Blowing an afternoon at Disney Springs
Someone in your group will inevitably suggest a trip to Disney Springs, the outdoor waterfront area that’s free to visit and easily accessible through Disney World’s network of shuttles. Sure, you may have to indulge your party’s weak link by tagging along, but just know that it is, plus or minus, a glorified high-end mall that tends to be overcrowded, unnecessarily pricey, and fakely bourgeois. There’s an Uggs store. A place called Filthy Rich that shills knockoff celebrity jewelry. A forthcoming “an estate-style wine bar.” Certainly, you’ll survive -- there’s a candy store and enormous Lego sculptures and people to ogle -- but in general, the place exudes ersatz aspirational luxury with none of the Disney magic.

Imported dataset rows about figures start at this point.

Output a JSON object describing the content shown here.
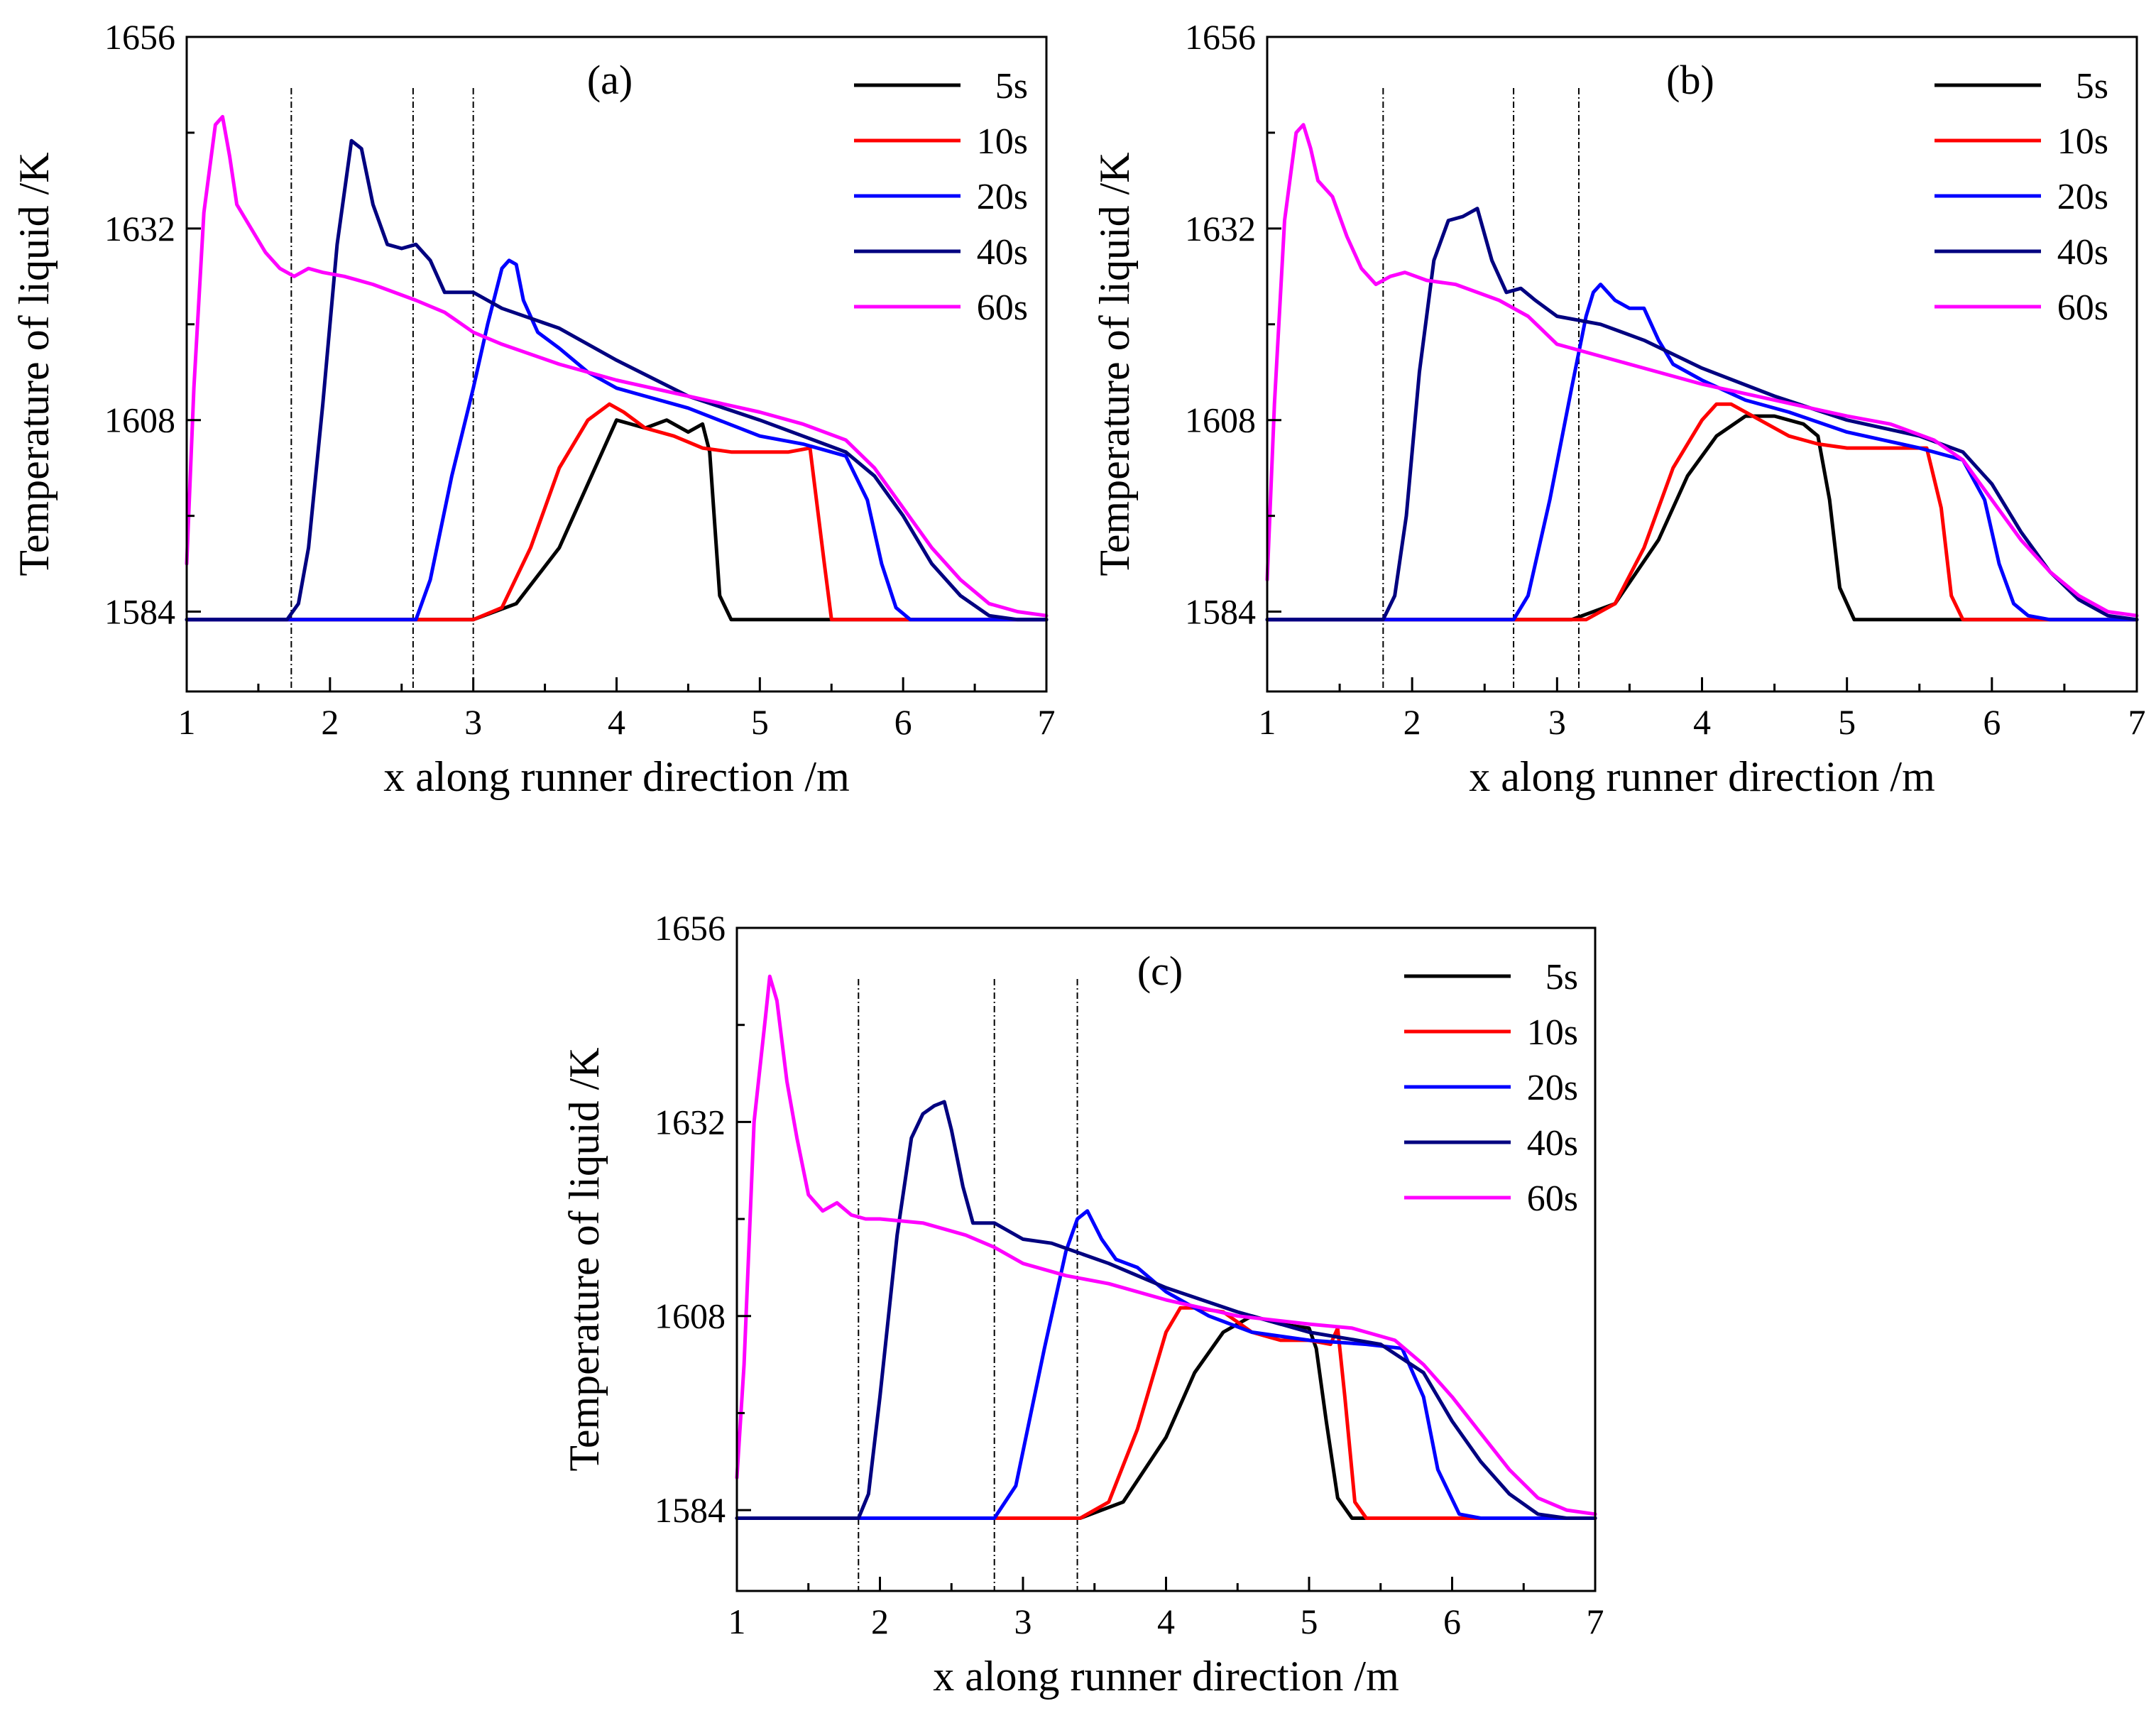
{
  "colors": {
    "5s": "#000000",
    "10s": "#ff0000",
    "20s": "#0000ff",
    "40s": "#000080",
    "60s": "#ff00ff",
    "axis": "#000000"
  },
  "chart_data": [
    {
      "type": "line",
      "title": "(a)",
      "xlabel": "x along runner direction /m",
      "ylabel": "Temperature of liquid /K",
      "xlim": [
        1,
        7
      ],
      "ylim": [
        1574,
        1656
      ],
      "xticks": [
        "1",
        "2",
        "3",
        "4",
        "5",
        "6",
        "7"
      ],
      "yticks": [
        "1584",
        "1608",
        "1632",
        "1656"
      ],
      "ytick_values": [
        1584,
        1608,
        1632,
        1656
      ],
      "legend_position": "top-right",
      "vlines": [
        1.73,
        2.58,
        3.0
      ],
      "series": [
        {
          "name": "5s",
          "colorKey": "5s",
          "x": [
            1.0,
            3.0,
            3.3,
            3.6,
            3.8,
            4.0,
            4.2,
            4.35,
            4.5,
            4.6,
            4.65,
            4.72,
            4.8,
            4.88,
            7.0
          ],
          "y": [
            1583,
            1583,
            1585,
            1592,
            1600,
            1608,
            1607,
            1608,
            1606.5,
            1607.5,
            1604,
            1586,
            1583,
            1583,
            1583
          ]
        },
        {
          "name": "10s",
          "colorKey": "10s",
          "x": [
            1.0,
            3.0,
            3.2,
            3.4,
            3.6,
            3.8,
            3.95,
            4.05,
            4.2,
            4.4,
            4.6,
            4.8,
            5.0,
            5.2,
            5.35,
            5.45,
            5.5,
            5.6,
            7.0
          ],
          "y": [
            1583,
            1583,
            1584.5,
            1592,
            1602,
            1608,
            1610,
            1609,
            1607,
            1606,
            1604.5,
            1604,
            1604,
            1604,
            1604.5,
            1590,
            1583,
            1583,
            1583
          ]
        },
        {
          "name": "20s",
          "colorKey": "20s",
          "x": [
            1.0,
            2.6,
            2.7,
            2.85,
            3.0,
            3.1,
            3.2,
            3.25,
            3.3,
            3.35,
            3.45,
            3.6,
            3.8,
            4.0,
            4.2,
            4.5,
            5.0,
            5.3,
            5.6,
            5.75,
            5.85,
            5.95,
            6.05,
            6.2,
            7.0
          ],
          "y": [
            1583,
            1583,
            1588,
            1601,
            1612,
            1620,
            1627,
            1628,
            1627.5,
            1623,
            1619,
            1617,
            1614,
            1612,
            1611,
            1609.5,
            1606,
            1605,
            1603.5,
            1598,
            1590,
            1584.5,
            1583,
            1583,
            1583
          ]
        },
        {
          "name": "40s",
          "colorKey": "40s",
          "x": [
            1.0,
            1.7,
            1.78,
            1.85,
            1.95,
            2.05,
            2.15,
            2.22,
            2.3,
            2.4,
            2.5,
            2.6,
            2.7,
            2.8,
            3.0,
            3.2,
            3.6,
            4.0,
            4.5,
            5.0,
            5.3,
            5.6,
            5.8,
            6.0,
            6.2,
            6.4,
            6.6,
            6.8,
            7.0
          ],
          "y": [
            1583,
            1583,
            1585,
            1592,
            1610,
            1630,
            1643,
            1642,
            1635,
            1630,
            1629.5,
            1630,
            1628,
            1624,
            1624,
            1622,
            1619.5,
            1615.5,
            1611,
            1608,
            1606,
            1604,
            1601,
            1596,
            1590,
            1586,
            1583.5,
            1583,
            1583
          ]
        },
        {
          "name": "60s",
          "colorKey": "60s",
          "x": [
            1.0,
            1.05,
            1.12,
            1.2,
            1.25,
            1.3,
            1.35,
            1.45,
            1.55,
            1.65,
            1.75,
            1.85,
            1.95,
            2.1,
            2.3,
            2.6,
            2.8,
            3.0,
            3.2,
            3.6,
            4.0,
            4.5,
            5.0,
            5.3,
            5.6,
            5.8,
            6.0,
            6.2,
            6.4,
            6.6,
            6.8,
            7.0
          ],
          "y": [
            1590,
            1612,
            1634,
            1645,
            1646,
            1641,
            1635,
            1632,
            1629,
            1627,
            1626,
            1627,
            1626.5,
            1626,
            1625,
            1623,
            1621.5,
            1619,
            1617.5,
            1615,
            1613,
            1611,
            1609,
            1607.5,
            1605.5,
            1602,
            1597,
            1592,
            1588,
            1585,
            1584,
            1583.5
          ]
        }
      ]
    },
    {
      "type": "line",
      "title": "(b)",
      "xlabel": "x along runner direction /m",
      "ylabel": "Temperature of liquid /K",
      "xlim": [
        1,
        7
      ],
      "ylim": [
        1574,
        1656
      ],
      "xticks": [
        "1",
        "2",
        "3",
        "4",
        "5",
        "6",
        "7"
      ],
      "yticks": [
        "1584",
        "1608",
        "1632",
        "1656"
      ],
      "ytick_values": [
        1584,
        1608,
        1632,
        1656
      ],
      "legend_position": "top-right",
      "vlines": [
        1.8,
        2.7,
        3.15
      ],
      "series": [
        {
          "name": "5s",
          "colorKey": "5s",
          "x": [
            1.0,
            3.1,
            3.4,
            3.7,
            3.9,
            4.1,
            4.3,
            4.5,
            4.7,
            4.8,
            4.88,
            4.95,
            5.05,
            5.15,
            7.0
          ],
          "y": [
            1583,
            1583,
            1585,
            1593,
            1601,
            1606,
            1608.5,
            1608.5,
            1607.5,
            1606,
            1598,
            1587,
            1583,
            1583,
            1583
          ]
        },
        {
          "name": "10s",
          "colorKey": "10s",
          "x": [
            1.0,
            3.2,
            3.4,
            3.6,
            3.8,
            4.0,
            4.1,
            4.2,
            4.4,
            4.6,
            4.8,
            5.0,
            5.3,
            5.55,
            5.65,
            5.72,
            5.8,
            7.0
          ],
          "y": [
            1583,
            1583,
            1585,
            1592,
            1602,
            1608,
            1610,
            1610,
            1608,
            1606,
            1605,
            1604.5,
            1604.5,
            1604.5,
            1597,
            1586,
            1583,
            1583
          ]
        },
        {
          "name": "20s",
          "colorKey": "20s",
          "x": [
            1.0,
            2.7,
            2.8,
            2.95,
            3.1,
            3.2,
            3.25,
            3.3,
            3.4,
            3.5,
            3.6,
            3.7,
            3.8,
            4.0,
            4.3,
            4.6,
            5.0,
            5.5,
            5.8,
            5.95,
            6.05,
            6.15,
            6.25,
            6.4,
            7.0
          ],
          "y": [
            1583,
            1583,
            1586,
            1598,
            1612,
            1621,
            1624,
            1625,
            1623,
            1622,
            1622,
            1618,
            1615,
            1613,
            1610.5,
            1609,
            1606.5,
            1604.5,
            1603,
            1598,
            1590,
            1585,
            1583.5,
            1583,
            1583
          ]
        },
        {
          "name": "40s",
          "colorKey": "40s",
          "x": [
            1.0,
            1.8,
            1.88,
            1.96,
            2.05,
            2.15,
            2.25,
            2.35,
            2.45,
            2.55,
            2.65,
            2.75,
            2.85,
            3.0,
            3.3,
            3.6,
            4.0,
            4.5,
            5.0,
            5.5,
            5.8,
            6.0,
            6.2,
            6.4,
            6.6,
            6.8,
            7.0
          ],
          "y": [
            1583,
            1583,
            1586,
            1596,
            1614,
            1628,
            1633,
            1633.5,
            1634.5,
            1628,
            1624,
            1624.5,
            1623,
            1621,
            1620,
            1618,
            1614.5,
            1611,
            1608,
            1606,
            1604,
            1600,
            1594,
            1589,
            1585.5,
            1583.5,
            1583
          ]
        },
        {
          "name": "60s",
          "colorKey": "60s",
          "x": [
            1.0,
            1.05,
            1.12,
            1.2,
            1.25,
            1.3,
            1.35,
            1.45,
            1.55,
            1.65,
            1.75,
            1.85,
            1.95,
            2.1,
            2.3,
            2.6,
            2.8,
            3.0,
            3.2,
            3.6,
            4.0,
            4.5,
            5.0,
            5.3,
            5.6,
            5.8,
            6.0,
            6.2,
            6.4,
            6.6,
            6.8,
            7.0
          ],
          "y": [
            1588,
            1610,
            1633,
            1644,
            1645,
            1642,
            1638,
            1636,
            1631,
            1627,
            1625,
            1626,
            1626.5,
            1625.5,
            1625,
            1623,
            1621,
            1617.5,
            1616.5,
            1614.5,
            1612.5,
            1610.5,
            1608.5,
            1607.5,
            1605.5,
            1603,
            1598,
            1593,
            1589,
            1586,
            1584,
            1583.5
          ]
        }
      ]
    },
    {
      "type": "line",
      "title": "(c)",
      "xlabel": "x along runner direction /m",
      "ylabel": "Temperature of liquid /K",
      "xlim": [
        1,
        7
      ],
      "ylim": [
        1574,
        1656
      ],
      "xticks": [
        "1",
        "2",
        "3",
        "4",
        "5",
        "6",
        "7"
      ],
      "yticks": [
        "1584",
        "1608",
        "1632",
        "1656"
      ],
      "ytick_values": [
        1584,
        1608,
        1632,
        1656
      ],
      "legend_position": "top-right",
      "vlines": [
        1.85,
        2.8,
        3.38
      ],
      "series": [
        {
          "name": "5s",
          "colorKey": "5s",
          "x": [
            1.0,
            3.4,
            3.7,
            4.0,
            4.2,
            4.4,
            4.6,
            4.8,
            5.0,
            5.05,
            5.12,
            5.2,
            5.3,
            7.0
          ],
          "y": [
            1583,
            1583,
            1585,
            1593,
            1601,
            1606,
            1608,
            1607,
            1606.5,
            1604,
            1595,
            1585.5,
            1583,
            1583
          ]
        },
        {
          "name": "10s",
          "colorKey": "10s",
          "x": [
            1.0,
            3.4,
            3.6,
            3.8,
            4.0,
            4.1,
            4.2,
            4.4,
            4.6,
            4.8,
            5.0,
            5.15,
            5.2,
            5.25,
            5.32,
            5.4,
            7.0
          ],
          "y": [
            1583,
            1583,
            1585,
            1594,
            1606,
            1609,
            1609,
            1608.5,
            1606,
            1605,
            1605,
            1604.5,
            1606.5,
            1598,
            1585,
            1583,
            1583
          ]
        },
        {
          "name": "20s",
          "colorKey": "20s",
          "x": [
            1.0,
            2.8,
            2.95,
            3.15,
            3.3,
            3.38,
            3.45,
            3.55,
            3.65,
            3.8,
            4.0,
            4.3,
            4.6,
            5.0,
            5.4,
            5.65,
            5.8,
            5.9,
            6.05,
            6.2,
            7.0
          ],
          "y": [
            1583,
            1583,
            1587,
            1604,
            1616,
            1620,
            1621,
            1617.5,
            1615,
            1614,
            1611,
            1608,
            1606,
            1605,
            1604.5,
            1604,
            1598,
            1589,
            1583.5,
            1583,
            1583
          ]
        },
        {
          "name": "40s",
          "colorKey": "40s",
          "x": [
            1.0,
            1.85,
            1.92,
            2.0,
            2.12,
            2.22,
            2.3,
            2.38,
            2.45,
            2.5,
            2.58,
            2.65,
            2.72,
            2.8,
            3.0,
            3.2,
            3.6,
            4.0,
            4.5,
            5.0,
            5.5,
            5.8,
            6.0,
            6.2,
            6.4,
            6.6,
            6.8,
            7.0
          ],
          "y": [
            1583,
            1583,
            1586,
            1598,
            1618,
            1630,
            1633,
            1634,
            1634.5,
            1631,
            1624,
            1619.5,
            1619.5,
            1619.5,
            1617.5,
            1617,
            1614.5,
            1611.5,
            1608.5,
            1606,
            1604.5,
            1601,
            1595,
            1590,
            1586,
            1583.5,
            1583,
            1583
          ]
        },
        {
          "name": "60s",
          "colorKey": "60s",
          "x": [
            1.0,
            1.05,
            1.12,
            1.2,
            1.23,
            1.28,
            1.35,
            1.42,
            1.5,
            1.6,
            1.7,
            1.8,
            1.9,
            2.0,
            2.3,
            2.6,
            2.8,
            3.0,
            3.3,
            3.6,
            4.0,
            4.5,
            5.0,
            5.3,
            5.6,
            5.8,
            6.0,
            6.2,
            6.4,
            6.6,
            6.8,
            7.0
          ],
          "y": [
            1588,
            1602,
            1632,
            1645,
            1650,
            1647,
            1637,
            1630,
            1623,
            1621,
            1622,
            1620.5,
            1620,
            1620,
            1619.5,
            1618,
            1616.5,
            1614.5,
            1613,
            1612,
            1610,
            1608,
            1607,
            1606.5,
            1605,
            1602,
            1598,
            1593.5,
            1589,
            1585.5,
            1584,
            1583.5
          ]
        }
      ]
    }
  ]
}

Not spending any legit time in Orlando
Even if you are driving, the only part of Orlando most Disney guests ever see is the highway from MCO to Buena Vista Parkway. So, naturally, visitors assume it’s a city made up entirely of gas stations and chain restaurants. But the theme parks also pull in a ton of creative, outgoing people who have built a thriving, authentic city in Orlando proper. Areas like Mills 50 and Audubon Parkway have filled in with creative restaurants, breweries, and hip cocktail lounges where the exceedingly friendly locals will be happy to greet an inquisitive traveler.